Physician Suicide Rate Higher Than General Public
Published: Tuesday, November 20th 2012
The stress of being a physician has shown to be too much, according to a new study, which revealed that the suicide rate for physicians is higher than the general public. The stresses of the job are an important factor, according to the study in the General Hospital Psychiatry journal.
The study used data from the United States National Death Reporting System to evaluate demographics, mental health variables, recent stressors and suicide methods among physician versus non-physician suicide victims in 17 states. Of the 31,636 suicide victims, 203 were identified as physicians.
According to the authors, the victim having a known mental health disorder or job problem which contributed to the suicide significantly predicted the victim having been a physician. Having a job problem was 3.12 times more likely among physicians.
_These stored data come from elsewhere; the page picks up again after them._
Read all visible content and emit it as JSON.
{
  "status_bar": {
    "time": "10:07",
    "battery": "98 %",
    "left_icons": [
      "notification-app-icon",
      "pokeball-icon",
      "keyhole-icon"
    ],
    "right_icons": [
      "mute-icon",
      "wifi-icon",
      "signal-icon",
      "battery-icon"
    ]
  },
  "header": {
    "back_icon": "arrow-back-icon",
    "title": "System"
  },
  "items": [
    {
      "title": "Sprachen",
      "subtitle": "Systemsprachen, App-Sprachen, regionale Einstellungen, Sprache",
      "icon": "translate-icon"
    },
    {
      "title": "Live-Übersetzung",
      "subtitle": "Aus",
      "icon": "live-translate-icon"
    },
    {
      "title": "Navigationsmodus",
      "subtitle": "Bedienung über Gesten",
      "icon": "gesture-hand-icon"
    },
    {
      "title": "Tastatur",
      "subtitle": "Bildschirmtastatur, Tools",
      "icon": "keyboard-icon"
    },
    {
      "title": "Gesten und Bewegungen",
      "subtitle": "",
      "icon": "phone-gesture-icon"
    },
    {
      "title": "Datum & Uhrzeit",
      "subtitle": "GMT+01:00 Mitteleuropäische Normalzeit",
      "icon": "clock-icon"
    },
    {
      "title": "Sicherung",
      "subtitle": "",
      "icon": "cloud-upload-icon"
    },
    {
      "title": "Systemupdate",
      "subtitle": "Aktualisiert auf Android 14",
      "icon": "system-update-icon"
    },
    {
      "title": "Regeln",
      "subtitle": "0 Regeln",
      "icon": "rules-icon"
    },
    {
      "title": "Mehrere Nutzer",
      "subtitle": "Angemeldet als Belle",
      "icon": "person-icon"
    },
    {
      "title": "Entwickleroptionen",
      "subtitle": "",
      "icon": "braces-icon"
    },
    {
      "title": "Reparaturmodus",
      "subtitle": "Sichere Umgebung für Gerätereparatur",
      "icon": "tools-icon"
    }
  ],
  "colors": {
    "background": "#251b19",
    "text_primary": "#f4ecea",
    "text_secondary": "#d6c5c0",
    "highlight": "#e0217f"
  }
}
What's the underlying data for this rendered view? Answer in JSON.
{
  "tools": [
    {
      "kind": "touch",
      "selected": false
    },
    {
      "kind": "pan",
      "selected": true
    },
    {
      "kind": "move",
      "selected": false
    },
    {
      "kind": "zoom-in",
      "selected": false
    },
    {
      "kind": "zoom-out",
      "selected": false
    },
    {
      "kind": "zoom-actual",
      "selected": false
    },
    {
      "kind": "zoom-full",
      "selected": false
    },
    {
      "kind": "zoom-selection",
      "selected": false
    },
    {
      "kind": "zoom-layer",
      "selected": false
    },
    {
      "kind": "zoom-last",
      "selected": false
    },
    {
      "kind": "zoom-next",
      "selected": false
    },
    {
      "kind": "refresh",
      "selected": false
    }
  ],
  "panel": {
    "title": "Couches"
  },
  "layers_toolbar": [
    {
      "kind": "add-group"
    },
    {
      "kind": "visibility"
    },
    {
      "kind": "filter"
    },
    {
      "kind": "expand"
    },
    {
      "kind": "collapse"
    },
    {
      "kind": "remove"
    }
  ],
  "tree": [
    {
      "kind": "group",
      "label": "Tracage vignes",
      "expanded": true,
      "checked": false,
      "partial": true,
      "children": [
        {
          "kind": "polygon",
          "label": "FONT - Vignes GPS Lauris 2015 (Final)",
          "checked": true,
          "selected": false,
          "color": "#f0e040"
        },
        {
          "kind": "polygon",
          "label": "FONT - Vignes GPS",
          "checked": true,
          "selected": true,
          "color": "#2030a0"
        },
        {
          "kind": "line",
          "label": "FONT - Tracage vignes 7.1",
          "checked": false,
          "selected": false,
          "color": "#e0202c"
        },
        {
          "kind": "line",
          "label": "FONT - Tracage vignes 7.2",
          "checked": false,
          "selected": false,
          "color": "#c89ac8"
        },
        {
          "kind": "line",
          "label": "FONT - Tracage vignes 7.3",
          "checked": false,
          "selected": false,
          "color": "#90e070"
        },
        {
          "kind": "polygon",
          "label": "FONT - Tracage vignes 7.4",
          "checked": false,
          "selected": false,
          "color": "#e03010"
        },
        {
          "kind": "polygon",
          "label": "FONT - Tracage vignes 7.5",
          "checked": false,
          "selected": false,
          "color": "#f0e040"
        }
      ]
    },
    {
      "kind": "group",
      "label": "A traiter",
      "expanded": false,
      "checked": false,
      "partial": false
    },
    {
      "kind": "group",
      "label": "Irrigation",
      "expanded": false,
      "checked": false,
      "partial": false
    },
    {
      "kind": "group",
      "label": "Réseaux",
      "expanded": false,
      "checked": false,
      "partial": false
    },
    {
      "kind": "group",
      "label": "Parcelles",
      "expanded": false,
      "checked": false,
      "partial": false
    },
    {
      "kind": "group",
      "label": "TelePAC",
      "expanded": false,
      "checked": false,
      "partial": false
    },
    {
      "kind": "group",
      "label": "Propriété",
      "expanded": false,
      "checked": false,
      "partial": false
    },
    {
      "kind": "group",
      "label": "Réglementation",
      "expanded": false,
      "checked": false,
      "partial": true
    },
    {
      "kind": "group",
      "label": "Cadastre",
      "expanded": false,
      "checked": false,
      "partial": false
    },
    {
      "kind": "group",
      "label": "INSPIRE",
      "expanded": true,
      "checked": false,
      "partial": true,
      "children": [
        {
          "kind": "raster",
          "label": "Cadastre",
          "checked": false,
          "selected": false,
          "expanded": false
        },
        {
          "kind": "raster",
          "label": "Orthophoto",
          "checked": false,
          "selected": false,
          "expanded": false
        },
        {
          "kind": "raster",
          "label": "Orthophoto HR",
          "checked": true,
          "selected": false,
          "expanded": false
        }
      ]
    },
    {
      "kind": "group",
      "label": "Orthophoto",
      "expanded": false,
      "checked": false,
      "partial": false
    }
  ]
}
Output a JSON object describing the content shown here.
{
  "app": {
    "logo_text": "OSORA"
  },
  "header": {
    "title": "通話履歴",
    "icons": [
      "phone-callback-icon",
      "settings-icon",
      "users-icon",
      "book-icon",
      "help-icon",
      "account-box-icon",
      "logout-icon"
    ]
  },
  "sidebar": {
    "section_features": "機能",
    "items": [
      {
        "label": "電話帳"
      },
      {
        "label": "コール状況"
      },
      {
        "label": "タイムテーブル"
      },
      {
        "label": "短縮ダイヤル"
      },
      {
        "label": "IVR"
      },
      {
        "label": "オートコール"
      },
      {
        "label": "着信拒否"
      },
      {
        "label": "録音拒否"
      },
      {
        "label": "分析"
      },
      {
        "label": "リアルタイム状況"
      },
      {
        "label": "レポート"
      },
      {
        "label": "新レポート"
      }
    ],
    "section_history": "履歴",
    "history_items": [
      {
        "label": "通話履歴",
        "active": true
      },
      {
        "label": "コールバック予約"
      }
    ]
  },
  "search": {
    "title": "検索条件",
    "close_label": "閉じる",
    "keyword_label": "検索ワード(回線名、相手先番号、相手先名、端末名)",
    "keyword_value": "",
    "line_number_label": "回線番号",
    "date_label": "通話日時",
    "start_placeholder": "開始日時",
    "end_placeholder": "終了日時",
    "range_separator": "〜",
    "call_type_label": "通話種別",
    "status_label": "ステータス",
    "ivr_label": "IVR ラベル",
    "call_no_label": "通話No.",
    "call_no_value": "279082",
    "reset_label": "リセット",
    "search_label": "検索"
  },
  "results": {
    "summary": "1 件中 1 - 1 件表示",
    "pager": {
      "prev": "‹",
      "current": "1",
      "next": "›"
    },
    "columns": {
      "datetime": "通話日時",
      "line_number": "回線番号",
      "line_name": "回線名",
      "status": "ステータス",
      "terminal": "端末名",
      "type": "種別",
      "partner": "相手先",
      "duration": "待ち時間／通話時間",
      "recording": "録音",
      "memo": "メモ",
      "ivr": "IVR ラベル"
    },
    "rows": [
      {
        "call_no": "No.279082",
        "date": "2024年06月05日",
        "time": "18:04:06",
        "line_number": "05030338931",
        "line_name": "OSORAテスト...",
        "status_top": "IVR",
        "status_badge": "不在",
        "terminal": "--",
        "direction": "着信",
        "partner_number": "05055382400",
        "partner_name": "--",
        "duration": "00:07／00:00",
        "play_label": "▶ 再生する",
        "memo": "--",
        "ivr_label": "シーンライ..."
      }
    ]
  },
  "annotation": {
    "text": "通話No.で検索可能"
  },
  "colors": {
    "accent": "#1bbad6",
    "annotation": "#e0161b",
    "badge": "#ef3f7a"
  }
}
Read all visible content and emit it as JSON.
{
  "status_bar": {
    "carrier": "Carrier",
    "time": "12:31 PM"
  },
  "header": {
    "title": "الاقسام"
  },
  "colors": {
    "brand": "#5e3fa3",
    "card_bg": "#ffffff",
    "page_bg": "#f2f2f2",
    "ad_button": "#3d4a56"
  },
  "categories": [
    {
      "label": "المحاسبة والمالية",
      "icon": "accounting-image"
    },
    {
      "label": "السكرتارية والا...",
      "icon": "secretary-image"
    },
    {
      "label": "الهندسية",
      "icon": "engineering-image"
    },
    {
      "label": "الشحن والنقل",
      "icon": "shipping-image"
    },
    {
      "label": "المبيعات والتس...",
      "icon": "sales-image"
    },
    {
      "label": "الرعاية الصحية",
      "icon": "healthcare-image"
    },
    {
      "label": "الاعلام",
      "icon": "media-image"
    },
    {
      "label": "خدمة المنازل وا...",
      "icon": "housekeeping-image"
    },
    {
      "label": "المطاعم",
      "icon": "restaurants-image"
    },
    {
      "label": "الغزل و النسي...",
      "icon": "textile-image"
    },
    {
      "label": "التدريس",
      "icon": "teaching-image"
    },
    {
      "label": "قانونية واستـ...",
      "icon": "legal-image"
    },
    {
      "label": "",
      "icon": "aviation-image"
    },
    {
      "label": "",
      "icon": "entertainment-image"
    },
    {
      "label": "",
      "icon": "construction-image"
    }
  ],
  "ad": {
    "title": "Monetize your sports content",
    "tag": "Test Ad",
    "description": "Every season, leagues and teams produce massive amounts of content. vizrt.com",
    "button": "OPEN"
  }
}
For both physicians and the general public, firearms were the most common method of suicide (48% physicians compared to 54% non-physicians). However, the second most common method for physicians was poisoning (23.5%) compared to asphyxia, which includes hanging (22%) for non-physicians.
“Physicians were significantly more likely than non-physicians to have antipsychotics, benzodiazepines and barbiturates present on toxicology testing but not antidepressants,” according to the authors.
Postmortem toxicology data revealed that physicians had low rates of medication treatment despite the fact that mental illness is an important comorbidity for physicians.
“Inadequate treatment and increased problems related to job stress may be potentially modifiable risk factors to reduce suicidal death among physicians,” the authors wrote.